彼の絵はとても細かくて、しかも線描なので、何度も日本の絵巻物を思い出したからかもしれません。
先日見た伴大納言絵巻みたいに、小さな絵でも、人の顔の喜怒哀楽まで現わしている、さらに、暮らしや行事、衣服、建物と膨大な情報量は、江戸名所図や洛中洛外図屏風越えのスケールじゃないかしらと。
 
また、いくつか気になるポイントがありました。
 
鳥獣戯画や浮世絵が日本の漫画のルーツっていうけれど、彼の絵も、漫画の描き方みたいな点があります。
窓から鳥が飛び込んできた「しゅっ」みたいな効果線とか。
 
 
そして、線で描きこまれた雨の表現。
 
歌川広重の東海道五十三次「白雨」もそうですけれど、浮世絵は雨や風を線で可視化する。そうした表現はあまり西洋には見られないと聞きますが、グァマン・ポマの雨も、波線で途切れてはいるけど線がびっちり。彼の感性なのかな?それともアンデスの人の根底に根差す感覚なのかな?
 
さらには、雲。渦巻いた雲が、墨の龍虎図なんかの背景の黒雲に似ているような。
 
(横山大観)
 
そう思えてくると、アンデスの険しい山並みの描写も室町水墨画のように見えてきたリ。両端が高い山でまんなかは平たい構図の定番の屏風みたいな)。
 
 
山の切り立ち方も既視感ある。。(雪舟)
 
 
同じモンゴロイド、山がちの風土、地震の多い地域。通じる感覚があるのかもしれない。
 
 
もうひとつ、自分的最大の興味が「太陽と月」。
彼の絵には、よく太陽と月を一緒に背景に描きこんであるのだけど、日本の「日月山水図屏風」を即座に連想する。

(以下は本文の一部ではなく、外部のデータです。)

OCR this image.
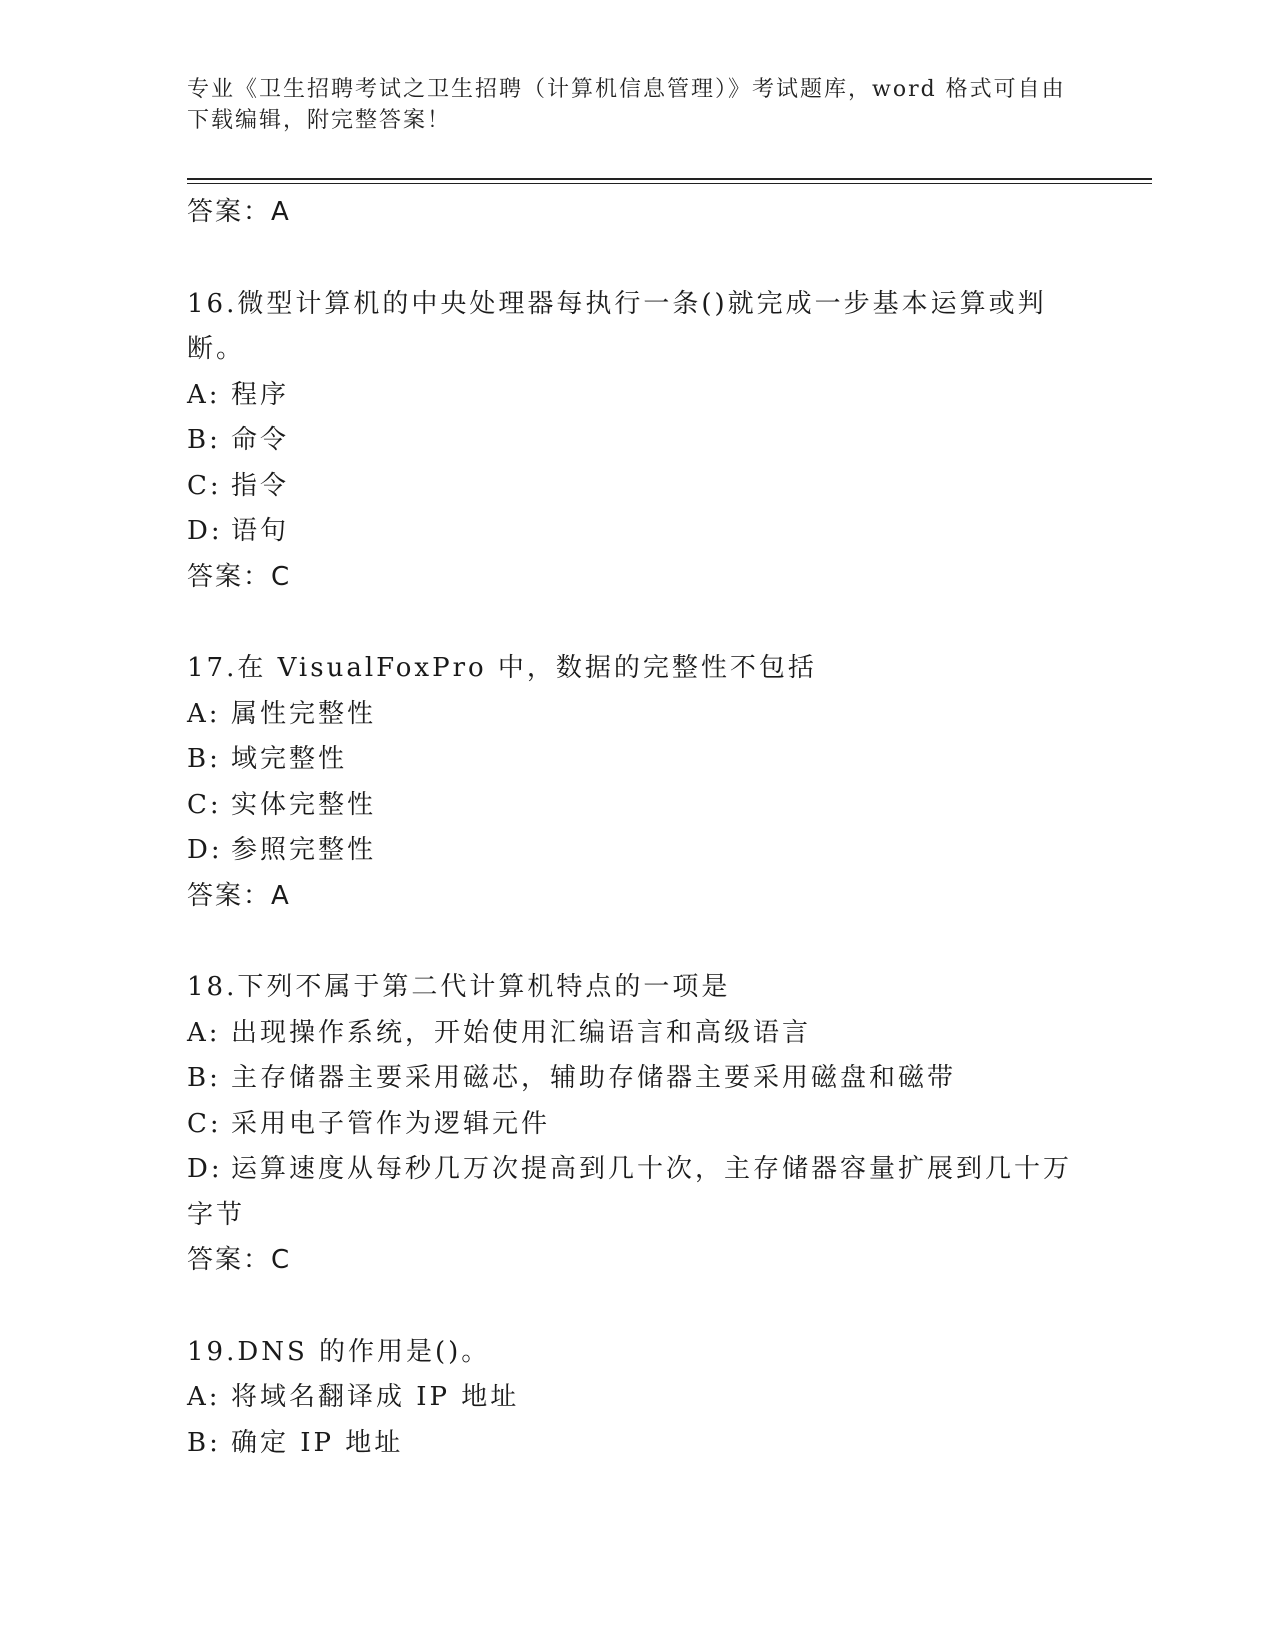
专业《卫生招聘考试之卫生招聘（计算机信息管理）》考试题库，word 格式可自由下载编辑，附完整答案！
答案：A
16.微型计算机的中央处理器每执行一条()就完成一步基本运算或判断。
A: 程序
B: 命令
C: 指令
D: 语句
答案：C
17.在 VisualFoxPro 中，数据的完整性不包括
A: 属性完整性
B: 域完整性
C: 实体完整性
D: 参照完整性
答案：A
18.下列不属于第二代计算机特点的一项是
A: 出现操作系统，开始使用汇编语言和高级语言
B: 主存储器主要采用磁芯，辅助存储器主要采用磁盘和磁带
C: 采用电子管作为逻辑元件
D: 运算速度从每秒几万次提高到几十次，主存储器容量扩展到几十万字节
答案：C
19.DNS 的作用是()。
A: 将域名翻译成 IP 地址
B: 确定 IP 地址
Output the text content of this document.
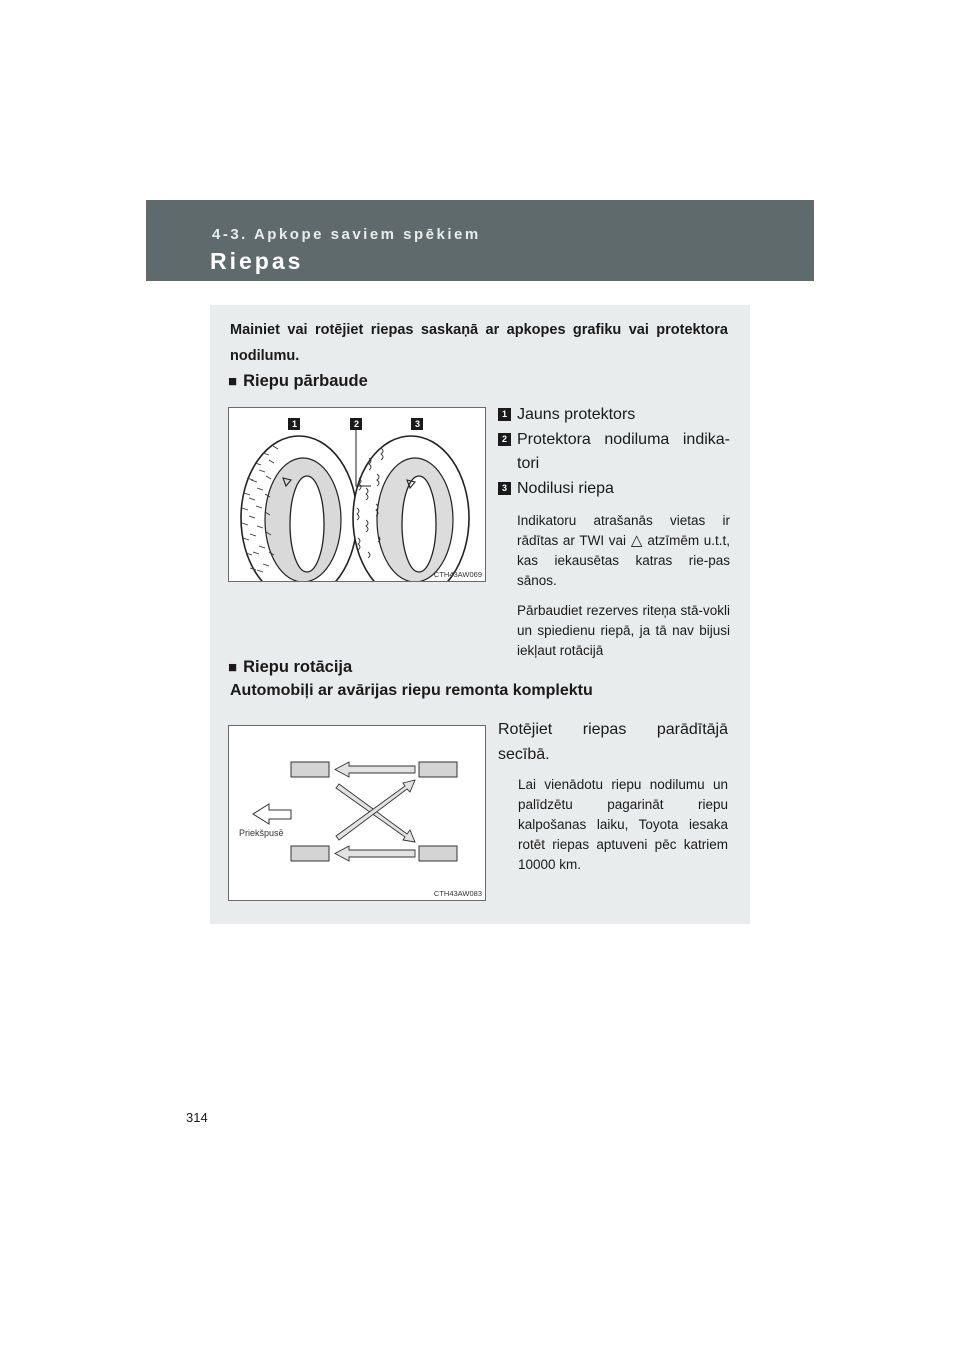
4-3. Apkope saviem spēkiem
Riepas
Mainiet vai rotējiet riepas saskaņā ar apkopes grafiku vai protektora nodilumu.
■ Riepu pārbaude
1	2	3
CTH43AW069
1 Jauns protektors
2 Protektora nodiluma indika-tori
3 Nodilusi riepa
Indikatoru atrašanās vietas ir rādītas ar TWI vai △ atzīmēm u.t.t, kas iekausētas katras rie-pas sānos.
Pārbaudiet rezerves riteņa stā-vokli un spiedienu riepā, ja tā nav bijusi iekļaut rotācijā
■ Riepu rotācija
Automobiļi ar avārijas riepu remonta komplektu
Priekšpusē
CTH43AW083
Rotējiet riepas parādītājā secībā.
Lai vienādotu riepu nodilumu un palīdzētu pagarināt riepu kalpošanas laiku, Toyota iesaka rotēt riepas aptuveni pēc katriem 10000 km.
314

(インカの11月の行事、ミイラを美しく飾り、死者を祭る)
 
太陽神と月の神はインカの信仰の対象であったそうですが、日月山水図は天照大神でもないだろうけれど、巡りの感覚、親しみとともに抱く畏敬の念は近いかもしれない。
 
それはさておき、このメラメラした太陽の形も興味深いところ。今でこそインカといえばこれ、みたいに絵やお土産物でよく見るモチーフだけど、この太陽の形はどこから来たのかな?
彼が描く以前の太陽と月のモチーフのオリジナルが見てみたいけれど、ネット画像では、遺跡やアンデス出土品や古物などでは見つけることができず。http://www.discover-peru.org/category/history/history-inca-culture-civilization/
立場上、キリスト教の宗教画を観る機会もあったと思うのでいくつかの絵にも宗教画の影響は受けているようだけれど、この時期以前に月と太陽がこんなふうに描かれた宗教画があるのか、まったく詳しくない。
 
彼の絵がすべての始まりってこともないと思うのだけれど、
インカの感覚、当時のスペイン人の持ち込んだ絵画の感覚、彼のオリジナルな感覚。彼の中のどのへんがそうなのか、興味のあるところ。
 
知らないことだらけの羅列のような日記になってしまいました。
 
 
「セルバンテス文化センター」は、スペイン国営で、二階にギャラリーがあり、年に数回、スペインと南米関連のアートの展示も行っています。
 
いつ行っても貸し切り状態。
 
 
 
南米やスペインに興味があって、都心でひとりの空間を楽しみたいときは、貴重な場所です。